One word: disappointing.
Another word: disjointed.
I don't mean to "dis-" this book but it was kind of a letdown. This was one of the new 52 reboots that I was looking to most of all. What Dan Jurgens gives us is a semi-hero with confusing goals and zero backstory. The plot lines are ridiculously disconnected, and sophomoric, appealing perhaps to 12 year boys but no one else. Gone, definitely are the Mike Grell days -- this book doesn't even strive to live in that shadow of that story run.
Not only do I not care about this new Green Arrow and his crew, I'm almost hoping he'll lose.
My advice to Arrow fans -- watch the TV show. At least those writers care about the character.
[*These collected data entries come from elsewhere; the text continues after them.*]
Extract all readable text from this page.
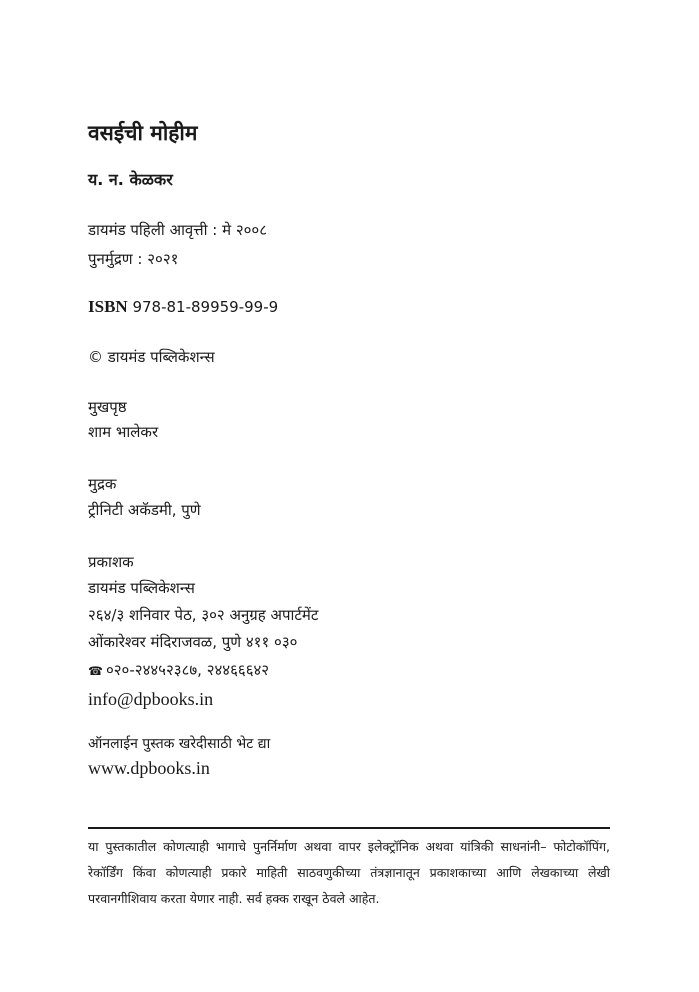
वसईची मोहीम
य. न. केळकर
डायमंड पहिली आवृत्ती : मे २००८
पुनर्मुद्रण : २०२१
ISBN 978-81-89959-99-9
© डायमंड पब्लिकेशन्स
मुखपृष्ठ
शाम भालेकर
मुद्रक
ट्रीनिटी अकॅडमी, पुणे
प्रकाशक
डायमंड पब्लिकेशन्स
२६४/३ शनिवार पेठ, ३०२ अनुग्रह अपार्टमेंट
ओंकारेश्वर मंदिराजवळ, पुणे ४११ ०३०
☎ ०२०-२४४५२३८७, २४४६६६४२
info@dpbooks.in
ऑनलाईन पुस्तक खरेदीसाठी भेट द्या
www.dpbooks.in
या पुस्तकातील कोणत्याही भागाचे पुनर्निर्माण अथवा वापर इलेक्ट्रॉनिक अथवा यांत्रिकी साधनांनी– फोटोकॉपिंग, रेकॉर्डिंग किंवा कोणत्याही प्रकारे माहिती साठवणुकीच्या तंत्रज्ञानातून प्रकाशकाच्या आणि लेखकाच्या लेखी परवानगीशिवाय करता येणार नाही. सर्व हक्क राखून ठेवले आहेत.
The first three volumes of Green Arrow are some of the worst comics I've ever read. Straight up awful. Just ignore them and start at volume 4 when Jeff Lemire comes on board as writer and, combined with the incredible art by Andrea Sorrentino, turns it into one of the best books in the DC stable.
There's pretty much zero plot or character development in the first three volumes. So don't worry about missing anything by skipping them.
I have to admit I was a little disappointed by this book. The character himself feels a little forced in his attitude and humor. It never seems like anything is truly a threat to him because he always has the perfect luck with the perfect arrow for any job. The artwork itself feels a little lackluster. The new design of the arrow himself is a little too "hip". Wouldn't really recommend this to arrow fans or really comic book readers in general.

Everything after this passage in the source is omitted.